We recognise the need for additional runway capacity in London and the south-east. Heathrow has been full for a decade and Gatwick’s single runway is the busiest in the world. Yet even following the announcement today, an additional runway is a decade or more away. What do the Government intend to do to address the runway capacity challenges that exist at present and will continue to exist until that additional capacity is provided? Do the Government have plans to utilise existing capacity in the south-east—for example, at Stansted and Luton—or are there any intentions to change practices at Heathrow or Gatwick in the short term to increase capacity? Indeed, what plans do the Government have for improving our international gateway airports around the UK, not least improving surface access by road and rail? There is no mention of this in the Statement. Does that mean that there are unlikely to be further capacity increases at our other airports? What will the Government’s position be if Gatwick still seeks to pursue its second runway option?

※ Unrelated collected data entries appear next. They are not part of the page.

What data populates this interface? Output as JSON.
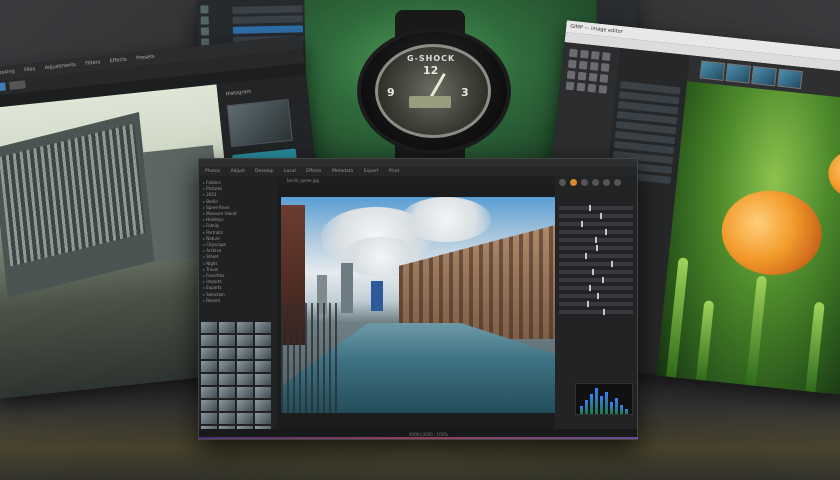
{
  "watch": {
    "brand": "G-SHOCK",
    "numerals": [
      "12",
      "3",
      "9"
    ]
  },
  "left_window": {
    "menu": [
      "Processing",
      "Files",
      "Adjustments",
      "Filters",
      "Effects",
      "Presets"
    ],
    "side_label": "Histogram"
  },
  "right_window": {
    "title": "GIMP — image editor"
  },
  "main_window": {
    "menu": [
      "Photos",
      "Adjust",
      "Develop",
      "Local",
      "Effects",
      "Metadata",
      "Export",
      "Print"
    ],
    "tree": [
      "Folders",
      "Pictures",
      "2023",
      "Berlin",
      "Spree River",
      "Museum Island",
      "Holidays",
      "Family",
      "Portraits",
      "Nature",
      "Cityscape",
      "Archive",
      "Street",
      "Night",
      "Travel",
      "Favorites",
      "Imports",
      "Exports",
      "Selection",
      "Recent"
    ],
    "viewer_caption": "berlin_spree.jpg",
    "status": "4000×3000  ·  100%"
  }
}
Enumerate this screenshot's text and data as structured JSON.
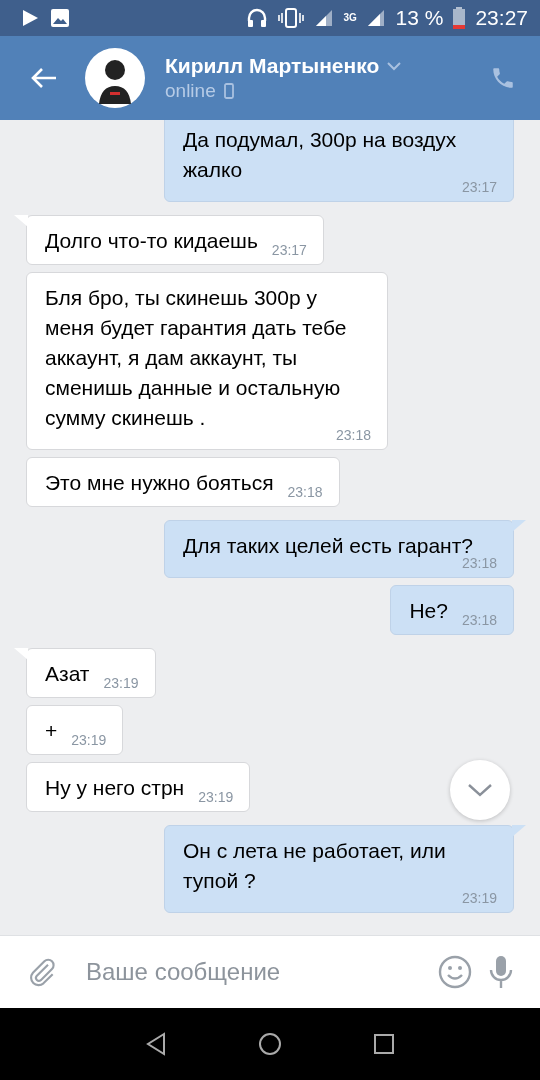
{
  "status_bar": {
    "battery": "13 %",
    "time": "23:27",
    "network": "3G"
  },
  "header": {
    "name": "Кирилл Мартыненко",
    "presence": "online"
  },
  "messages": [
    {
      "kind": "outgoing",
      "text": "Да подумал, 300р на воздух жалко",
      "time": "23:17"
    },
    {
      "kind": "incoming",
      "text": "Долго что-то кидаешь",
      "time": "23:17",
      "tail": true
    },
    {
      "kind": "incoming",
      "text": "Бля бро, ты скинешь 300р у меня будет гарантия дать тебе аккаунт, я дам аккаунт, ты сменишь данные и остальную сумму скинешь .",
      "time": "23:18",
      "tail": false
    },
    {
      "kind": "incoming",
      "text": "Это мне нужно бояться",
      "time": "23:18",
      "tail": false
    },
    {
      "kind": "outgoing",
      "text": "Для таких целей есть гарант?",
      "time": "23:18",
      "tail": true
    },
    {
      "kind": "outgoing",
      "text": "Не?",
      "time": "23:18",
      "tail": false
    },
    {
      "kind": "incoming",
      "text": "Азат",
      "time": "23:19",
      "tail": true
    },
    {
      "kind": "incoming",
      "text": "+",
      "time": "23:19",
      "tail": false
    },
    {
      "kind": "incoming",
      "text": "Ну у него стрн",
      "time": "23:19",
      "tail": false
    },
    {
      "kind": "outgoing",
      "text": "Он с лета не работает, или тупой ?",
      "time": "23:19",
      "tail": true
    }
  ],
  "composer": {
    "placeholder": "Ваше сообщение"
  }
}
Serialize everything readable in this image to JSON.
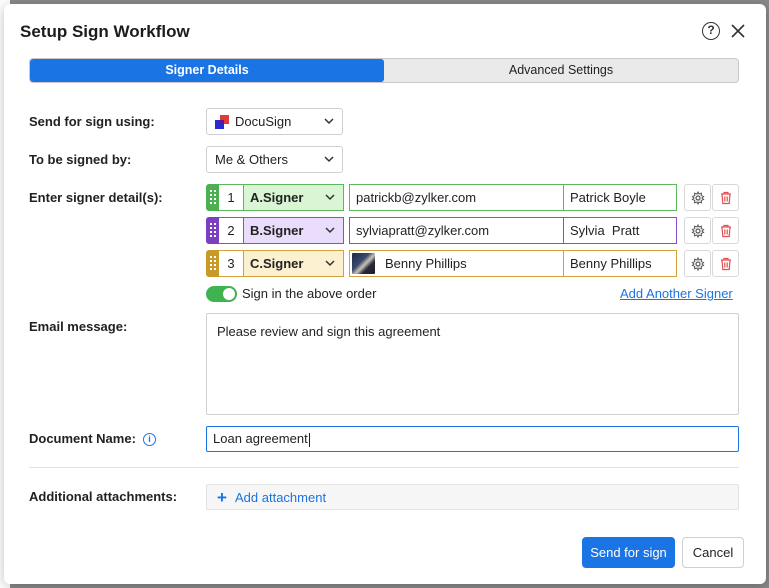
{
  "dialog": {
    "title": "Setup Sign Workflow",
    "help_glyph": "?",
    "close_icon": "close-icon"
  },
  "tabs": [
    {
      "label": "Signer Details",
      "active": true
    },
    {
      "label": "Advanced Settings",
      "active": false
    }
  ],
  "form": {
    "send_using_label": "Send for sign using:",
    "send_using_value": "DocuSign",
    "signed_by_label": "To be signed by:",
    "signed_by_value": "Me & Others",
    "signer_details_label": "Enter signer detail(s):",
    "signers": [
      {
        "order": "1",
        "role": "A.Signer",
        "email": "patrickb@zylker.com",
        "name": "Patrick Boyle",
        "color": "#4caf50"
      },
      {
        "order": "2",
        "role": "B.Signer",
        "email": "sylviapratt@zylker.com",
        "name": "Sylvia  Pratt",
        "color": "#7b3fbf"
      },
      {
        "order": "3",
        "role": "C.Signer",
        "email": "Benny Phillips",
        "name": "Benny Phillips",
        "color": "#c99a27"
      }
    ],
    "sign_order_label": "Sign in the above order",
    "sign_order_enabled": true,
    "add_signer_label": "Add Another Signer",
    "email_message_label": "Email message:",
    "email_message_value": "Please review and sign this agreement",
    "document_name_label": "Document Name:",
    "document_name_value": "Loan agreement",
    "info_glyph": "i",
    "attachments_label": "Additional attachments:",
    "add_attachment_label": "Add attachment"
  },
  "footer": {
    "send_label": "Send for sign",
    "cancel_label": "Cancel"
  },
  "colors": {
    "accent": "#1a74e4",
    "toggle_on": "#3fb34f",
    "delete": "#e05050"
  }
}
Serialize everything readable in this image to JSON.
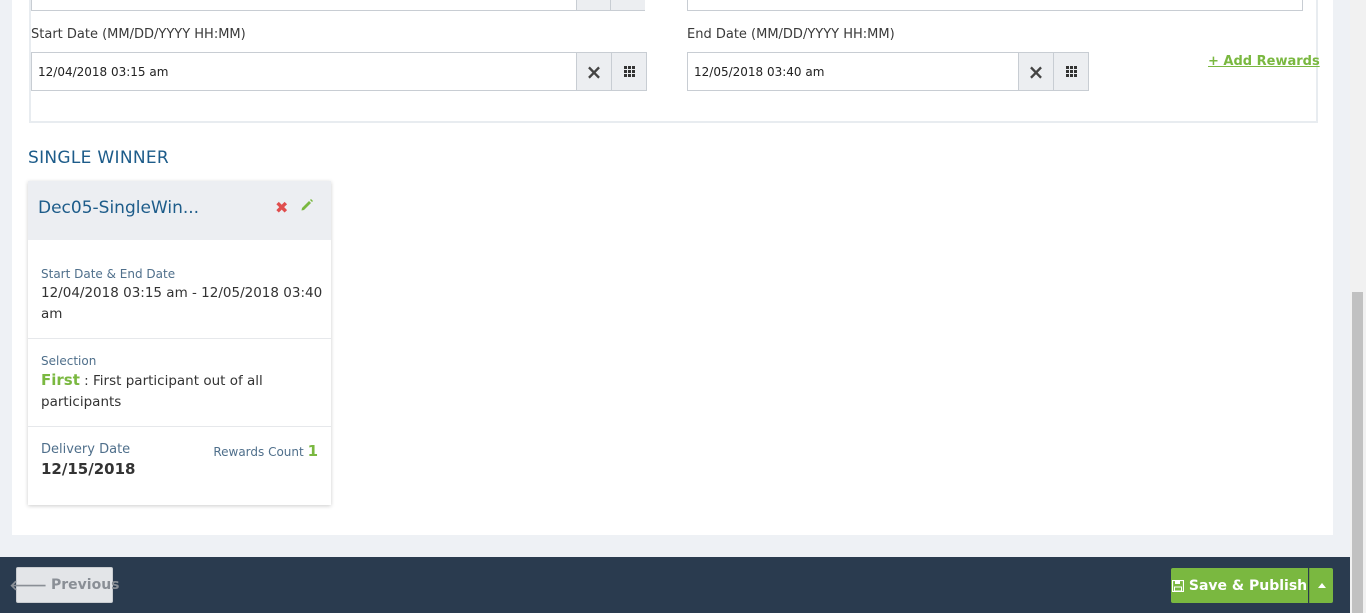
{
  "form": {
    "start_date_label": "Start Date (MM/DD/YYYY HH:MM)",
    "start_date_value": "12/04/2018 03:15 am",
    "end_date_label": "End Date (MM/DD/YYYY HH:MM)",
    "end_date_value": "12/05/2018 03:40 am",
    "add_rewards_label": "+ Add Rewards",
    "clear_icon": "×"
  },
  "section": {
    "title": "SINGLE WINNER"
  },
  "card": {
    "name": "Dec05-SingleWin...",
    "delete_icon": "✖",
    "dates_label": "Start Date & End Date",
    "dates_value": "12/04/2018 03:15 am - 12/05/2018 03:40 am",
    "selection_label": "Selection",
    "selection_type": "First",
    "selection_desc": " : First participant out of all participants",
    "delivery_label": "Delivery Date",
    "delivery_value": "12/15/2018",
    "rewards_count_label": "Rewards Count",
    "rewards_count_value": "1"
  },
  "footer": {
    "previous_label": "Previous",
    "save_label": "Save & Publish"
  },
  "colors": {
    "accent_green": "#7ab840",
    "title_blue": "#1d5c8a",
    "footer_bg": "#2a3b4f",
    "delete_red": "#e04e4e"
  }
}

The Airports Commission said:

“The additional income generated as a result of operating a third runway should be allocated in a new way, and the airport should be obliged to develop a better and more collaborative relationship with its local communities, as some overseas airports have done”.

It went on to recommend that,

“a number of measures should be taken forward, in parallel with the approval, construction and operation of any new capacity at Heathrow, to address its impacts on the local environment and communities”.

These measures related to a “noise envelope” and,

“a ban on all scheduled night flights”,

between specific hours. The commission also called for,

“periods of predictable respite to be more reliably maintained”,

and compensation for,

“those who would lose their homes at full market value plus an additional 25% and reasonable costs”.

The commission said that the airport operator should deliver on,

“its commitment to spend more than £1 billion on community compensation”,

which, together with,

“a new aviation noise charge or levy … would fund enhanced noise insulation and other schemes”,

including support for schools. The commission also recommended:

“A Community Engagement Board should be established under an independent Chair, with real influence over spending on compensation and community support and over the airport’s operations … An independent aviation noise authority should be established with a statutory right to be consulted on flight paths and other operating procedures”,

and called for:

“Training opportunities and apprenticeships for local people”,

and:

“A major shift in mode-share for those working at and arriving at the airport”.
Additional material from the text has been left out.